It’s clear that Egypt, following the revolution, is committed to putting into place a democratic government.
US Secretary of Defense Leon Panetta
Elliot Abrams challenges the idea that Morsi's cleaning out the military leadership and replacing them with Muslim Brotherhood sympathizers is a good thing. After all, the thinking goes, the military should ultimately be under civilian control.
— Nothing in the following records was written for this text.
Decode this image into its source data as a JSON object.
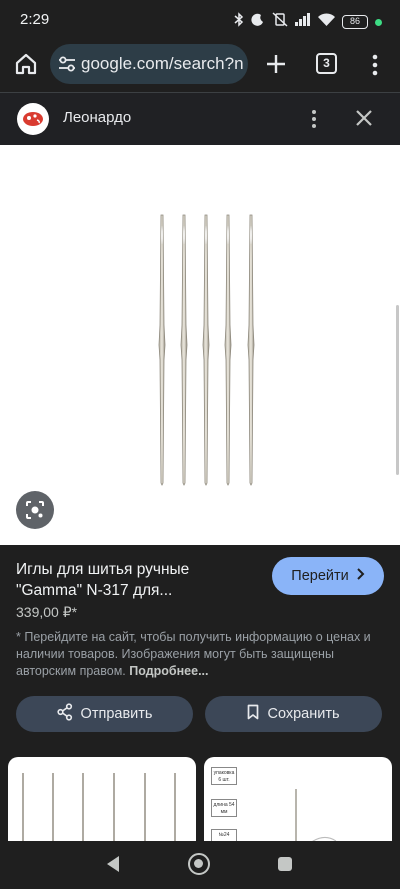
{
  "status_bar": {
    "time": "2:29",
    "battery": "86",
    "icons": [
      "bluetooth-icon",
      "do-not-disturb-icon",
      "vibrate-off-icon",
      "signal-icon",
      "wifi-icon",
      "battery-icon",
      "charging-dot-icon"
    ]
  },
  "browser": {
    "url": "google.com/search?n",
    "tab_count": "3",
    "icons": [
      "home-icon",
      "site-settings-icon",
      "new-tab-icon",
      "tabs-icon",
      "more-vert-icon"
    ]
  },
  "source": {
    "name": "Леонардо",
    "icons": [
      "source-logo-icon",
      "more-vert-icon",
      "close-icon"
    ]
  },
  "product": {
    "title": "Иглы для шитья ручные \"Gamma\" N-317 для...",
    "price": "339,00 ₽*",
    "goto_label": "Перейти",
    "disclaimer": "* Перейдите на сайт, чтобы получить информацию о ценах и наличии товаров. Изображения могут быть защищены авторским правом.",
    "more_link": "Подробнее...",
    "send_label": "Отправить",
    "save_label": "Сохранить"
  },
  "thumbnails": {
    "second": {
      "labels": [
        "упаковка 6 шт.",
        "длина 54 мм",
        "№24"
      ]
    }
  },
  "colors": {
    "background": "#1f1f1f",
    "accent": "#8ab4f8",
    "button": "#3c4757",
    "omnibox": "#2d3d47"
  }
}
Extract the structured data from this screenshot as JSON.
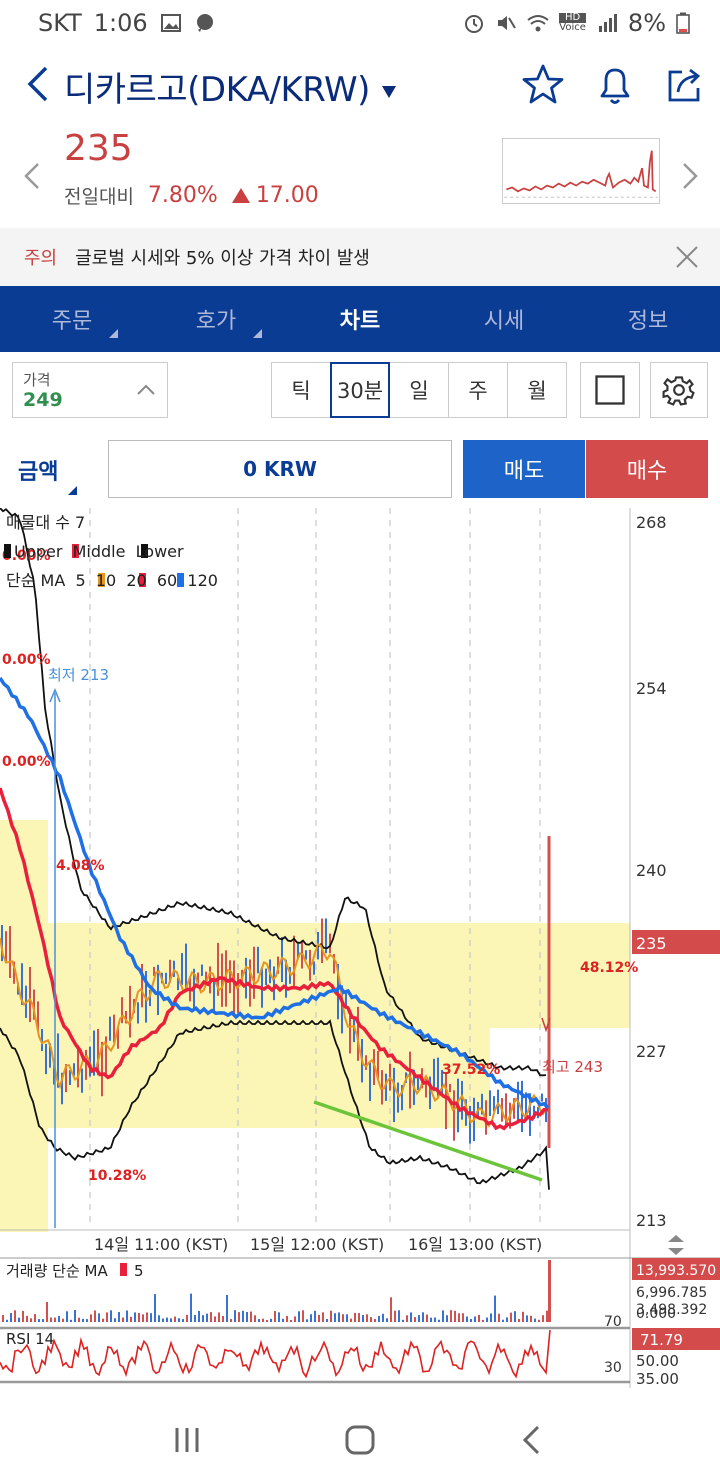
{
  "status": {
    "carrier": "SKT",
    "time": "1:06",
    "battery": "8%",
    "hd_label": "HD",
    "voice_label": "Voice"
  },
  "header": {
    "title": "디카르고(DKA/KRW)"
  },
  "price": {
    "current": "235",
    "prev_label": "전일대비",
    "change_pct": "7.80%",
    "change_abs": "17.00"
  },
  "warning": {
    "tag": "주의",
    "text": "글로벌 시세와 5% 이상 가격 차이 발생"
  },
  "tabs": [
    {
      "label": "주문",
      "active": false,
      "corner": true
    },
    {
      "label": "호가",
      "active": false,
      "corner": true
    },
    {
      "label": "차트",
      "active": true,
      "corner": false
    },
    {
      "label": "시세",
      "active": false,
      "corner": false
    },
    {
      "label": "정보",
      "active": false,
      "corner": false
    }
  ],
  "controls": {
    "price_label": "가격",
    "price_value": "249",
    "periods": [
      {
        "label": "틱",
        "active": false
      },
      {
        "label": "30분",
        "active": true
      },
      {
        "label": "일",
        "active": false
      },
      {
        "label": "주",
        "active": false
      },
      {
        "label": "월",
        "active": false
      }
    ]
  },
  "order": {
    "amount_label": "금액",
    "amount_value": "0 KRW",
    "sell_label": "매도",
    "buy_label": "매수"
  },
  "colors": {
    "navy": "#0b3c94",
    "red": "#d34b4b",
    "blue": "#1e63c8",
    "up": "#c94040",
    "green": "#2f8f4f",
    "ma5": "#e69522",
    "ma20": "#e8203c",
    "ma60": "#1f6fe5",
    "trend": "#6cc43a",
    "zone": "#fbf6b5"
  },
  "chart_data": {
    "type": "candlestick",
    "legend_lines": [
      "매물대 수 7",
      "Upper  Middle  Lower",
      "단순 MA  5  10  20  60  120"
    ],
    "price_axis": [
      "268",
      "254",
      "240",
      "235",
      "227",
      "213"
    ],
    "current_price_tag": "235",
    "time_labels": [
      "14일 11:00 (KST)",
      "15일 12:00 (KST)",
      "16일 13:00 (KST)"
    ],
    "annotations": {
      "low_label": "최저 213",
      "high_label": "최고 243",
      "pct_labels": [
        "0.00%",
        "0.00%",
        "0.00%",
        "4.08%",
        "10.28%",
        "37.52%",
        "48.12%"
      ]
    },
    "volume": {
      "label": "거래량 단순 MA",
      "period": "5",
      "axis": [
        "13,993.570",
        "6,996.785",
        "3,498.392",
        "0.000"
      ]
    },
    "rsi": {
      "label": "RSI 14",
      "levels": [
        "70",
        "30"
      ],
      "current": "71.79",
      "axis": [
        "50.00",
        "35.00"
      ]
    },
    "ylim": [
      213,
      268
    ]
  }
}
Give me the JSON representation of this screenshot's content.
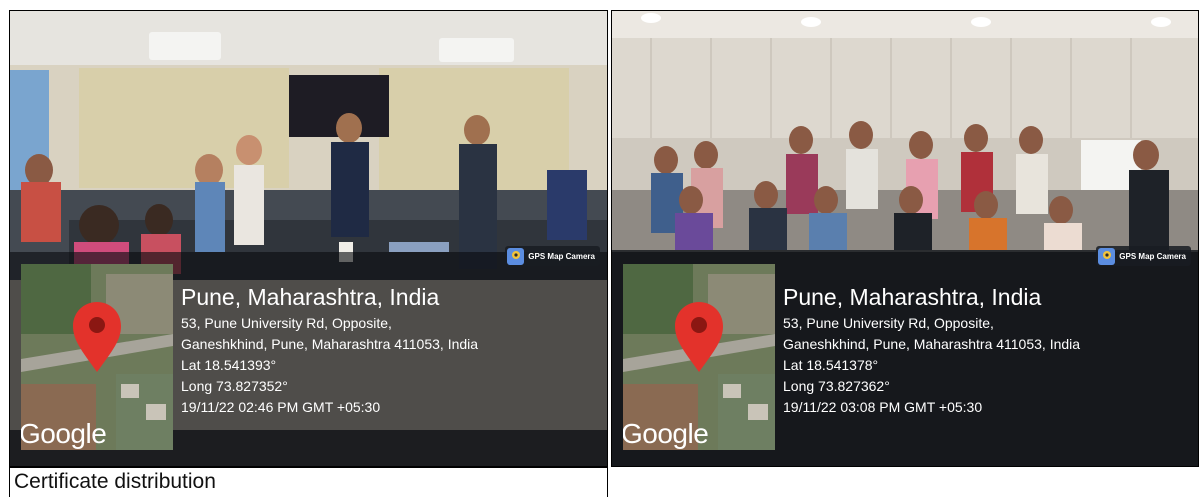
{
  "photos": [
    {
      "badge": "GPS Map Camera",
      "city": "Pune, Maharashtra, India",
      "address_line1": "53, Pune University Rd, Opposite,",
      "address_line2": "Ganeshkhind, Pune, Maharashtra 411053, India",
      "lat": "Lat 18.541393°",
      "long": "Long 73.827352°",
      "timestamp": "19/11/22 02:46 PM GMT +05:30",
      "map_logo": "Google"
    },
    {
      "badge": "GPS Map Camera",
      "city": "Pune, Maharashtra, India",
      "address_line1": "53, Pune University Rd, Opposite,",
      "address_line2": "Ganeshkhind, Pune, Maharashtra 411053, India",
      "lat": "Lat 18.541378°",
      "long": "Long 73.827362°",
      "timestamp": "19/11/22 03:08 PM GMT +05:30",
      "map_logo": "Google"
    }
  ],
  "caption": "Certificate distribution",
  "icons": [
    "map-pin-icon",
    "gps-map-camera-icon"
  ],
  "colors": {
    "pin": "#e3322b",
    "overlay": "#0a0c10"
  }
}
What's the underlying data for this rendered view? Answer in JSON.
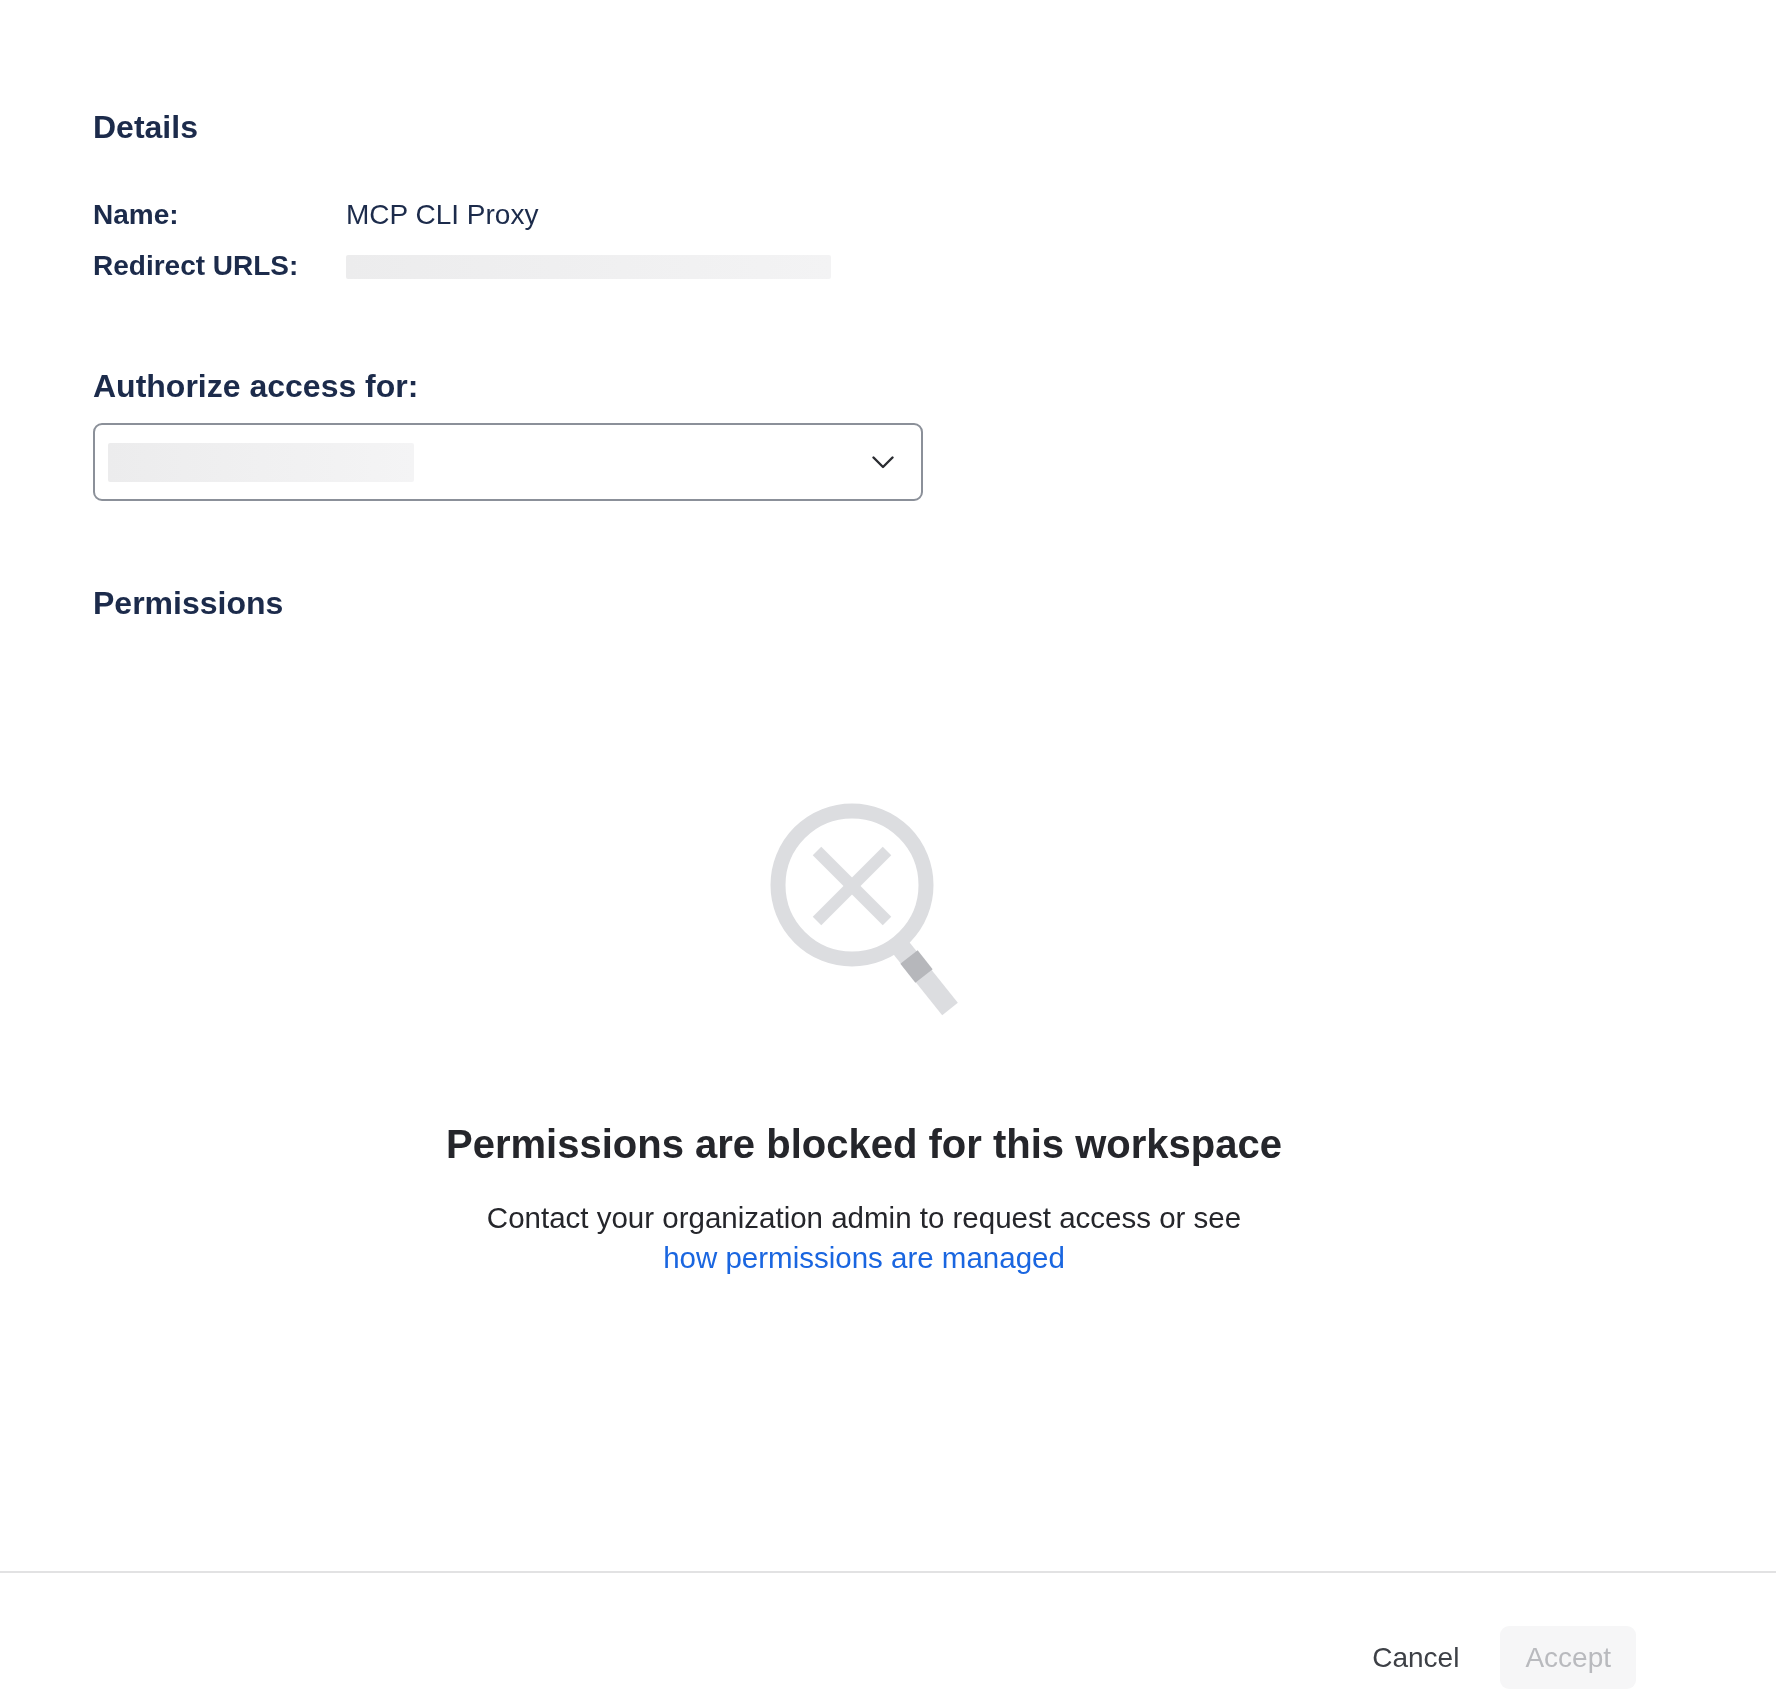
{
  "details": {
    "heading": "Details",
    "fields": [
      {
        "label": "Name:",
        "value": "MCP CLI Proxy"
      },
      {
        "label": "Redirect URLS:",
        "value_redacted": true
      }
    ]
  },
  "authorize": {
    "label": "Authorize access for:",
    "select": {
      "value_redacted": true
    }
  },
  "permissions": {
    "heading": "Permissions",
    "empty_state": {
      "title": "Permissions are blocked for this workspace",
      "message": "Contact your organization admin to request access or see",
      "link": "how permissions are managed"
    }
  },
  "footer": {
    "buttons": [
      {
        "label": "Cancel",
        "kind": "secondary",
        "disabled": false
      },
      {
        "label": "Accept",
        "kind": "primary",
        "disabled": true
      }
    ]
  }
}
Abrams notes, however, that the extent of Muslim Brotherhood control is being underestimated or ignored, as Morsi takes over control of the Egyptian media as well. So while one may argue that Morsi's taking control of the military is a good thing --
That optimistic view cannot be maintained when the Brotherhood is simultaneously making a power play to stop any press criticism of its actions and to pack Egypt’s media with Brotherhood sympathizers. These actions have received little attention and less criticism in the West, and recent American visitors to Cairo — Secretary of Defense Panetta comes to mind — haven’t even mentioned it. “American officials generally think that the Morsi government is off to a good start,” David Ignatius recently wrote in the Washington Post. Ignatius is a faithful stenographer for U.S. officials, and his columns on Egypt reflect no official concern about freedom of the press there. Nor does Ignatius, who as a journalist might be expected to think about the issue occasionally, show any concern himself.Among the measures taken so far by Morsi and the Muslim Brotherhood to take over the media and inhibit free speech:
But he ought to, and our government ought to, for Morsi has in fact moved to put the press under Brotherhood control.
- The Muslim Brotherhood is accused of being behind charges that the paper Al-Dostour insulted president Mohamed Morsi and is inciting sectarian strife in Egypt, and of raiding their offices and confiscating newspapers. Al-Dostour newspaper is known for its anti-Brotherhood coverage
- Last week the Shura Council, the upper house of Egypt’s parliament, named new editors for the country’s 50 state-run newspapers
- Morsi named a Freedom and Justice Party (FJP [the Brotherhood’s party]) member, Salah Abdel-Maqsoud, as his new Minister of Information--the propaganda ministry--causing concern the Muslim Brotherhood is in the process of taking control of the state media, preventing unfavorable reports about Brotherhood officials and making sure the press is more sympathetic. One of Abdel-Maqsoud's first acts was to ban the broadcasting of comments by Israeli analysts.
- The new editor of Al-Ahram was suspended in 2010 for inflammatory words against Egypt’s Christian minority
- The new editor of Al-Gomhuriya was involved in verbal attacks on Baha’is in 2009.
Considering the way the 2012 presidential campaingn is going, one wonders if the Obama administration views Morsi's control of the media favorably because it likes the idea of a media that parrots their talking points.
In any case, it is clear that a free press is not a goal of the new Morsi government.
And that point should be made clear.